Le consultant rugby de L’Équipe, Jean-Baptiste Elissalde, a décortiqué la performance du XV de France lors de la victoire convaincante des Bleus contre l’Irlande, jeudi soir au Stade de France.
« Le sélectionneur avait raison. Il avait dit cette semaine que ce premier match ne serait pas parfait. Pourtant, ça l’a été quasiment durant 55 minutes. Il n’y a alors pas eu grand-chose à jeter. La dépossession était parfaite. Notre jeu de transition aussi. On ne leur donnait rien. L’équipe était disciplinée. Elle a récupéré des ballons hauts. Elle avait bien travaillé le hors-jeu pour ne pas être sanctionnée et ça s’est vu », a souligné Elissalde.
Pour autant, un coup de mou a marqué la fin de la rencontre. « Pendant 55 minutes, les joueurs ont donné tort au sélectionneur. Puis ils lui ont donné raison. C’est devenu plus difficile. Peut-être en raison du coaching mais ce n’est pas la seule raison. Ce serait trop sévère de le pointer du doigt », a-t-il analysé.
Le consultant identifie plusieurs facteurs à ce relâchement en seconde période : « Ça vient sans doute d’un relâchement plus général, quelques scories que l’on n’avait pas vu avant, un ballon ou deux perdus dans les airs alors qu’on avait dominé ce secteur auparavant, de la fatigue et un supplément d’énergie des Irlandais. Là, on a commencé à faire des fautes, on s’est fait gratter deux ou trois ballons au sol. L’Irlande est revenue dans la partie et a marqué deux essais à cause d’un flottement de notre part. Mais ça s’est bien fini. »
Malgré ce léger passage à vide, Jean-Baptiste Elissalde voit cette performance comme un socle solide pour la suite du Tournoi des Six Nations. « Ce match est une bonne base pour la suite. C’est toujours très dur de rentrer dans cette compétition. Les Français n’avaient que cinq entraînements en commun. On a vu quelques nouveautés dans le jeu aussi. Ils ont joué plus autour du numéro 10 que par le passé. »

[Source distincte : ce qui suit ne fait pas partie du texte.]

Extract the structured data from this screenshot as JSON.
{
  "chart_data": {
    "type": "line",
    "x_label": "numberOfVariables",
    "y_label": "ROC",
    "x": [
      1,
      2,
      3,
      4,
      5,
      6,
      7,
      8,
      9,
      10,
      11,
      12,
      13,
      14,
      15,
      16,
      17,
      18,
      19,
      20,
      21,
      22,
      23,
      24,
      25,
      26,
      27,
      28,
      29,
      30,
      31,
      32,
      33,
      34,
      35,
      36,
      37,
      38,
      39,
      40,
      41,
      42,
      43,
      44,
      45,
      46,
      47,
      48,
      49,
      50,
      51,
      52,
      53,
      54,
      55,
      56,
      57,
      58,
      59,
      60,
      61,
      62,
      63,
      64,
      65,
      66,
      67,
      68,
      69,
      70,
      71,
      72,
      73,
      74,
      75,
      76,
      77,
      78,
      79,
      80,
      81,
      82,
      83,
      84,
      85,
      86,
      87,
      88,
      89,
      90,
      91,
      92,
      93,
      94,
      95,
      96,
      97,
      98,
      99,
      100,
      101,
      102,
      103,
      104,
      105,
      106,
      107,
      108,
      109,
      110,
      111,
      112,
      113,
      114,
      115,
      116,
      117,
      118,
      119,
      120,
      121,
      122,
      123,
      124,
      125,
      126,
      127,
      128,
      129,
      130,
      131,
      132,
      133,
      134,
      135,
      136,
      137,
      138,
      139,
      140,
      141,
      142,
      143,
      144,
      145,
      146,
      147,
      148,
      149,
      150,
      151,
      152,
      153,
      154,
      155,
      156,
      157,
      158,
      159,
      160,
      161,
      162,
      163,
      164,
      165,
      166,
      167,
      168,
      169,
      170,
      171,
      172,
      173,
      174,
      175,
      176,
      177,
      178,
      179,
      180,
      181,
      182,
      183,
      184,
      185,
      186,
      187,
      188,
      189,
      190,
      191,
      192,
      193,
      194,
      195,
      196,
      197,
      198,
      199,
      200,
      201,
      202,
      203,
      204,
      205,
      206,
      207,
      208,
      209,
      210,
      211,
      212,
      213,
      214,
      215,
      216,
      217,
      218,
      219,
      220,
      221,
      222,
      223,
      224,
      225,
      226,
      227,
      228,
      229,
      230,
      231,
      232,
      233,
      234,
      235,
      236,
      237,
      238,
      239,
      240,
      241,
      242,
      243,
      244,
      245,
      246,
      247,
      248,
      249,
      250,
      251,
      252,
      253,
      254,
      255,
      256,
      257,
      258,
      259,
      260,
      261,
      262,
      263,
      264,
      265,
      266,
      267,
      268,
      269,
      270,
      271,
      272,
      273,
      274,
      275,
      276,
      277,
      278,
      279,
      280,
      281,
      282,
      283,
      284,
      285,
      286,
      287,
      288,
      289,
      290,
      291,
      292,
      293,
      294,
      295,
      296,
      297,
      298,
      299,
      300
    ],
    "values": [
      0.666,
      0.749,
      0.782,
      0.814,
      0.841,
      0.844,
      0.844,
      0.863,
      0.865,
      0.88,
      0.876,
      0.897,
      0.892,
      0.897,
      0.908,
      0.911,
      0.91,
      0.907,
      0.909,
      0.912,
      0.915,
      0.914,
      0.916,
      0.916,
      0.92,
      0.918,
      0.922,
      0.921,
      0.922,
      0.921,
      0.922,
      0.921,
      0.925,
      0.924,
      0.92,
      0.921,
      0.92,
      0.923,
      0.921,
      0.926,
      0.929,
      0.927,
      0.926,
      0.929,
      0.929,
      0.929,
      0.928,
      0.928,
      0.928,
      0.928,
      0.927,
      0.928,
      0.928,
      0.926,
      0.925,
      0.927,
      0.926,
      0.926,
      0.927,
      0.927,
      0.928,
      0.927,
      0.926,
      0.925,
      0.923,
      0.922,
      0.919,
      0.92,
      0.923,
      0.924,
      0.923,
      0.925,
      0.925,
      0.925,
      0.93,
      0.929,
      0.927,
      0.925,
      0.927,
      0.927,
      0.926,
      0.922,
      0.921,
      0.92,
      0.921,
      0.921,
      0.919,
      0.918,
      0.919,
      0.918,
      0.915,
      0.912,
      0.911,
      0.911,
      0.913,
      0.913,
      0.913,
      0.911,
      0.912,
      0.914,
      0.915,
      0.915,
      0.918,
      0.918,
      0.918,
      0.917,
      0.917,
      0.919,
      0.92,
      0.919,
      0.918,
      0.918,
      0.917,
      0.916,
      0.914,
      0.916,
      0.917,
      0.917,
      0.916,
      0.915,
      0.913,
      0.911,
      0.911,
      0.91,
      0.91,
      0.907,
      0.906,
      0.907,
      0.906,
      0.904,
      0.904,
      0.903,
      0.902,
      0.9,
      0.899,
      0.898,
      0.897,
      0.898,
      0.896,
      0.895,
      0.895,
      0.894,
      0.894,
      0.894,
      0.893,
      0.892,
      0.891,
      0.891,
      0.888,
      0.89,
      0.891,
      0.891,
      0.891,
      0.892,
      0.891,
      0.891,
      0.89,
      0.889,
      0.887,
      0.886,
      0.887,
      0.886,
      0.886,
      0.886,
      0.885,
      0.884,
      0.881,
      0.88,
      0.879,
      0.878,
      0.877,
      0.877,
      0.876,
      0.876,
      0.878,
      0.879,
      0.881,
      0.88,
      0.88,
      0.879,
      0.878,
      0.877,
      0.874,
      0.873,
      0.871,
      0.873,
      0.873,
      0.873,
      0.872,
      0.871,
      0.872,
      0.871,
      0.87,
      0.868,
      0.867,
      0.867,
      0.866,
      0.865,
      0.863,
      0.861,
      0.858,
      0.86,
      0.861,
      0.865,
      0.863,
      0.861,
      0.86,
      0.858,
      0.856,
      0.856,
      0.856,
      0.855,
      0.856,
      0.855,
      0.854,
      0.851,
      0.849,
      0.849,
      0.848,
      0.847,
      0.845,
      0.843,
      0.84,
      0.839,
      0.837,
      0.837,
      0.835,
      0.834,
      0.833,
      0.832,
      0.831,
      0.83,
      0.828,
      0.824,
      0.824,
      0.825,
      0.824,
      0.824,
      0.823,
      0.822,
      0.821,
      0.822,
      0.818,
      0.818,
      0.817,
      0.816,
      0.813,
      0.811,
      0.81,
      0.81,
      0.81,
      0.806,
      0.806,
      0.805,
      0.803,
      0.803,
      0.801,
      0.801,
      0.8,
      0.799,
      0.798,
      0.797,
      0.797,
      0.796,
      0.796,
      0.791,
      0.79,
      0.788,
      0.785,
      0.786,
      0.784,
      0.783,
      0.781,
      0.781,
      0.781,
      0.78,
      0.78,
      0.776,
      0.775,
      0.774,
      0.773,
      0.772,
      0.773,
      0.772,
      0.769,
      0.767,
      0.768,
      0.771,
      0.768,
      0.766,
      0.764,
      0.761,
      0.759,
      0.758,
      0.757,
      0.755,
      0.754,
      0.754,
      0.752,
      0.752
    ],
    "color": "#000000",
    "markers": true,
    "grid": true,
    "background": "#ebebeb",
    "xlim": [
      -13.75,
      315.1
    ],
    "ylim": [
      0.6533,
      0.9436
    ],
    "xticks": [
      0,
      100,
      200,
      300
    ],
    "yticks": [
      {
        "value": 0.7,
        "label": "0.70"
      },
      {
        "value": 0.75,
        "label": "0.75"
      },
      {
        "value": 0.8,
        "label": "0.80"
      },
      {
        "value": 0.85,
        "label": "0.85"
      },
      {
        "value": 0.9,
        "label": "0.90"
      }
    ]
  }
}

L’ancien demi de mêlée interroge également cette orientation tactique : « Est-ce une adaptation stratégique par rapport à l’adversaire ? Ou est-ce pour donner plus de ballons à Matthieu Jalibert comme à Bordeaux ? C’est la question que je me pose après ce match. J’étais persuadé qu’ils allaient garder leur système en jouant beaucoup plus proche autour de Dupont, deux, trois fois avant que Matthieu touche le ballon. On le saura plus tard dans ce Tournoi. En tout cas, il m’a plu. Il a été parfait sur ses points forts. Et en défense, il a été intéressant pour une partition plus que réussie. »
Au-delà d’une victoire en béton, cette première sortie promet une équipe de France ambitieuse et en progrès, prête à relever les défis à venir.